Страница 24 из 31
Лязгнула дверь, и в зал вошла Октавия. Остановилась, высматривая его в сумраке. Он тоже замер, не смея выкрикнуть предостережение. Но тут она увидела его силуэт и побежала к помосту, крича:
– Я хочу быть с тобой! Мне страшно!
Увидев змею на троне, Октавия вскинула руки и завизжала. Треугольная голова поднялась над кольцами и метнулась к ней, в темноте блеснула толстая шея рептилии. Затем змея стала медленно, кольцо за кольцом, сползать из трона, ее отвратительная голова закачалась совсем рядом с полумертвой от ужаса девушкой.
Преодолев расстояние до трона одним гигантским прыжком, Конан изо всех сил ударил саблей. Но змея двигалась с такой же быстротой; она увернулась и обвила ноги и туловище Конана полудюжиной колец. Потеряв равновесие, варвар упал на помост.
Сплетенные тела человека и змеи корчились в неистовой борьбе. Кольца сжимались, пытаясь задушить Конана, и, хотя его правая рука была свободна, он никак не мог изловчиться и нанести смертельный удар.

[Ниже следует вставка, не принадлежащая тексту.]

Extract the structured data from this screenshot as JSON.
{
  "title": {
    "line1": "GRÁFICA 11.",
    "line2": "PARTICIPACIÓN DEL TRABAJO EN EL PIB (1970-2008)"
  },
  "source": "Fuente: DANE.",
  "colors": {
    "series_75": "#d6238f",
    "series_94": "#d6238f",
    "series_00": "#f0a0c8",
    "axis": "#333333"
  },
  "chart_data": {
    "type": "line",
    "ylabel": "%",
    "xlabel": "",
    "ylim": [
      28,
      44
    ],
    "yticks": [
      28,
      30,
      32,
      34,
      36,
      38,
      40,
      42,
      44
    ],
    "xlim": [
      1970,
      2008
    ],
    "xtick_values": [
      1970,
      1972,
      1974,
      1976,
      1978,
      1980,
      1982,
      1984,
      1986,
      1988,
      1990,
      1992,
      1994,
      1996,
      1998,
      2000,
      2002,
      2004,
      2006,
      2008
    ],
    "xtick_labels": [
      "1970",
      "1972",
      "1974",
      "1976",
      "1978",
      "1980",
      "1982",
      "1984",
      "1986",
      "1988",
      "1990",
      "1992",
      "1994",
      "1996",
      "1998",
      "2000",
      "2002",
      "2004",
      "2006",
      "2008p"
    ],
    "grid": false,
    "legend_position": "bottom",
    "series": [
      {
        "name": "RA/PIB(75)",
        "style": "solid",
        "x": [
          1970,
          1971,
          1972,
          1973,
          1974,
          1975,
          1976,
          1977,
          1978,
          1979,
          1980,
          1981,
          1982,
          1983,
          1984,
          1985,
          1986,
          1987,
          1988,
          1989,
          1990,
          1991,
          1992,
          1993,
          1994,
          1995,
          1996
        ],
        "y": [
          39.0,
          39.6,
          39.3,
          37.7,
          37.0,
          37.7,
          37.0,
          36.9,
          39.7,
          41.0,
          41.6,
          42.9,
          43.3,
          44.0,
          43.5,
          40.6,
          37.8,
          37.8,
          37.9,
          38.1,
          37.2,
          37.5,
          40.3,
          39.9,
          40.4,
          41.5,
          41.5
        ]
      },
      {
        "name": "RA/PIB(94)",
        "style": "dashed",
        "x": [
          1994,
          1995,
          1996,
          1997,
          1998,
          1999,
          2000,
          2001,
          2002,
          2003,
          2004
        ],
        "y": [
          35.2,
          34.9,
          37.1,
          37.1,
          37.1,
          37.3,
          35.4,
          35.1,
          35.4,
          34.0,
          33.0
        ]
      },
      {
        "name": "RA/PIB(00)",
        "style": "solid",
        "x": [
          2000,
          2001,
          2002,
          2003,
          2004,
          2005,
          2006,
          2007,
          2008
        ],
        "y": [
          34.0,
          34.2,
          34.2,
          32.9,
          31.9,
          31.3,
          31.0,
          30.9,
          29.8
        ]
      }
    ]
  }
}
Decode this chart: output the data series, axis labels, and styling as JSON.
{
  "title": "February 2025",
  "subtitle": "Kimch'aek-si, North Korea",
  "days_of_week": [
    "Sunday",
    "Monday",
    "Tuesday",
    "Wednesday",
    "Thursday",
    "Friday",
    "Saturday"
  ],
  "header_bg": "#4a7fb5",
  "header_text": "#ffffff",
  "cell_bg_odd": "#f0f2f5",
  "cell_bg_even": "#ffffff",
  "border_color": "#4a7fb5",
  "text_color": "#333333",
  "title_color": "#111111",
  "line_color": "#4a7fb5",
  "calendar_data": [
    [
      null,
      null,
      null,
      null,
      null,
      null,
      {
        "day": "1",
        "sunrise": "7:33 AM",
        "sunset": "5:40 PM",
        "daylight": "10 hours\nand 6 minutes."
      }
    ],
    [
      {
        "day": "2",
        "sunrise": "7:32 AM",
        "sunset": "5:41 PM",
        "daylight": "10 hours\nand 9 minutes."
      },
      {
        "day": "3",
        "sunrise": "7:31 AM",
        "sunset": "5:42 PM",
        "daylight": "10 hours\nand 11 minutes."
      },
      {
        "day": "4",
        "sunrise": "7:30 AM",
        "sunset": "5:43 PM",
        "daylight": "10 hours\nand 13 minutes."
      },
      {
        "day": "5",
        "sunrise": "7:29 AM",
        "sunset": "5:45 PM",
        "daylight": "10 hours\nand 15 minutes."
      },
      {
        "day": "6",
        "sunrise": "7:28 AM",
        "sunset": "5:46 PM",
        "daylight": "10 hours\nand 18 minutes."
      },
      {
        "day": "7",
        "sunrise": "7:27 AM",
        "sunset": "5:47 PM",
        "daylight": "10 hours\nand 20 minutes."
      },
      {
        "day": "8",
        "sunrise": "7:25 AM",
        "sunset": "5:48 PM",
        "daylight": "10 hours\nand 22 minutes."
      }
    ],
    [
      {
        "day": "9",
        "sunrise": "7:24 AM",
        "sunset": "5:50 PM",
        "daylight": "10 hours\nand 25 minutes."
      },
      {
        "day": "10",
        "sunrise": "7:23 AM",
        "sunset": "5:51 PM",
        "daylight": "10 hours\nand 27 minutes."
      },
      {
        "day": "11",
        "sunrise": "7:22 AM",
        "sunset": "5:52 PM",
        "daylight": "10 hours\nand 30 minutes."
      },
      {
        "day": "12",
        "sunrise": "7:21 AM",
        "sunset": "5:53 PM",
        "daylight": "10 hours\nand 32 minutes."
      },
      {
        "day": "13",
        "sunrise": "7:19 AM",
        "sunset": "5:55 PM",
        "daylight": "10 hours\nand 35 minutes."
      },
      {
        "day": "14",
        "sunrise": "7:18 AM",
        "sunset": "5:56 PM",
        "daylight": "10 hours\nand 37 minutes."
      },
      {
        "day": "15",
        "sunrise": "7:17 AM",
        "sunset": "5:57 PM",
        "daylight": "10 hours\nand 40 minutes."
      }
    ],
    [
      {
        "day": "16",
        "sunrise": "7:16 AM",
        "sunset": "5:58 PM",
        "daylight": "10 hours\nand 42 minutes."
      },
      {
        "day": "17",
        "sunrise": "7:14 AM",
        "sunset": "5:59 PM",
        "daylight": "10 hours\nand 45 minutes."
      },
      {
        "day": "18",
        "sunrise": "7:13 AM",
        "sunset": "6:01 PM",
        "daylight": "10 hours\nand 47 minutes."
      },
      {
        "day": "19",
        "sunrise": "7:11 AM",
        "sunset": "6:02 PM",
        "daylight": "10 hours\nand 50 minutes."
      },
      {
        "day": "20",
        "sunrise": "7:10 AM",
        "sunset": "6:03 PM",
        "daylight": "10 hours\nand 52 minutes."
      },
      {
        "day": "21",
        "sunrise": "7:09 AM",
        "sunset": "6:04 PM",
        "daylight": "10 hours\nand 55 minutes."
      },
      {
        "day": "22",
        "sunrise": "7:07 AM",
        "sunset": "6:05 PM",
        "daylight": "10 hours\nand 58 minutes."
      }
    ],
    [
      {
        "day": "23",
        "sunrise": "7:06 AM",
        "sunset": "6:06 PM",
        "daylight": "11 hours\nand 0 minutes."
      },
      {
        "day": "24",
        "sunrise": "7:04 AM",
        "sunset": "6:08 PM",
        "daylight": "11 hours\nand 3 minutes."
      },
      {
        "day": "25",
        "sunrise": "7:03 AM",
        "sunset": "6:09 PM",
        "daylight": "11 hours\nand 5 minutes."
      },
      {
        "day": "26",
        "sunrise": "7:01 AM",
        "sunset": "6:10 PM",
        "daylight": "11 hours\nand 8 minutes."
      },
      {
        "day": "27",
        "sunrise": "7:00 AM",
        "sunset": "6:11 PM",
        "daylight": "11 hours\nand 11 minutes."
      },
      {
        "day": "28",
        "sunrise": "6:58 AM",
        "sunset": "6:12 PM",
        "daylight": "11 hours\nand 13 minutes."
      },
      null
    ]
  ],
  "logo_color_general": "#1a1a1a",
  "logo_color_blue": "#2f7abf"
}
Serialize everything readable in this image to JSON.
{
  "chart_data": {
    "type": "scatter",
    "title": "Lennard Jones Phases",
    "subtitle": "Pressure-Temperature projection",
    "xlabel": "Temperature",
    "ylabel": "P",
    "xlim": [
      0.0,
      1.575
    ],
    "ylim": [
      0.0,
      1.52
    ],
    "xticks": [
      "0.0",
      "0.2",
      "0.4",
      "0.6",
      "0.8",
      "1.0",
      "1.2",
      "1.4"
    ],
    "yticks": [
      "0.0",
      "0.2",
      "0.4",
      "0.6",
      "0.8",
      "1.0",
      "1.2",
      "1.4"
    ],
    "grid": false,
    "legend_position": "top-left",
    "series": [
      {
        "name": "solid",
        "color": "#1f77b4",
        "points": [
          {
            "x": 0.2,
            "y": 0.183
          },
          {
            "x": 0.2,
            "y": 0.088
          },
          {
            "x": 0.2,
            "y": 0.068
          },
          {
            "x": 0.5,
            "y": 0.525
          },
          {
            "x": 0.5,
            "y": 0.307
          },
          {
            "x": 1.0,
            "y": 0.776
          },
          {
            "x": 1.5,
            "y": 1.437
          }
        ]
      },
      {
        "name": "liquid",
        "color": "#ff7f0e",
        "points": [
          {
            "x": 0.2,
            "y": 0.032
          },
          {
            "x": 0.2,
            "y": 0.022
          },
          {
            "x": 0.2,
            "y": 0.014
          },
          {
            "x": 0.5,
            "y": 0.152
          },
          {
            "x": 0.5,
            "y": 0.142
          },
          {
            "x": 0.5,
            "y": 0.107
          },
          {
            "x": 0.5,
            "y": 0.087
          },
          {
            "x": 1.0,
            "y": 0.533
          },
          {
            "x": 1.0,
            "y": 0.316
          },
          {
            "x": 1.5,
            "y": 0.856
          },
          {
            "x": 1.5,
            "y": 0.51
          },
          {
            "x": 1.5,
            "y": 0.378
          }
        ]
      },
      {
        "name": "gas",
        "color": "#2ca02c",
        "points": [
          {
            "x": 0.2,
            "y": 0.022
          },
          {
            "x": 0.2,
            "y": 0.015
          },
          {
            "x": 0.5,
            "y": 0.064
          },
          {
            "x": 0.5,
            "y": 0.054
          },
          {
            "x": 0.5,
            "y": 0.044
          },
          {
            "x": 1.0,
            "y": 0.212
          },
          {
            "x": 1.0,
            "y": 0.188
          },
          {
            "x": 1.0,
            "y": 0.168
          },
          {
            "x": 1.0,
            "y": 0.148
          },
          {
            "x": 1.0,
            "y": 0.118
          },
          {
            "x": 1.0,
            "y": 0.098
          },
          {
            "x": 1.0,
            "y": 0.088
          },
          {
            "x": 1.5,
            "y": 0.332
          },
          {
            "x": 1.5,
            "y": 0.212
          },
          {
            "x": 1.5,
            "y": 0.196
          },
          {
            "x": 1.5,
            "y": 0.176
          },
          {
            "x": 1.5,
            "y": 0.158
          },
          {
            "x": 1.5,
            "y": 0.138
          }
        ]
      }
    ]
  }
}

Скрипя от натуги зубами, напрягая мускулы так, что едва не лопались вены, Конан поднялся. Он стоял посреди зала на широко расставленных ногах и шатался под тяжестью огромной змеи. Чудовище сжимало его все сильнее. В глазах у Конана потемнело, казалось, вот-вот сломаются ребра. Но в следующий миг над его головой взлетел клинок и, опустившись, разрубил чешую, плоть и позвоночник. Там, где извивался толстенный живой канат, теперь корчились два, вдвое короче. Конана замутило, из носа потекла кровь. Oн схватил Октавию и затряс так, что у нее перехватило дух.
– Впредь, если велю тебе стоять – стой!
Если она и ответила, киммериец не услышал. Голова кружилась, он едва держался на ногах. Взяв девушку за запястье, он потянул ее за собой, мимо вьющихся, сплетающихся на помосте останков гада. Возле желанной двери Конан наконец пришел в себя. Издалека доносились полные ужаса и боли вопли, но в ушах варвара все еще звенело от перенапряжения, уши были словно забиты ватой, и он решил, что крики ему чудятся.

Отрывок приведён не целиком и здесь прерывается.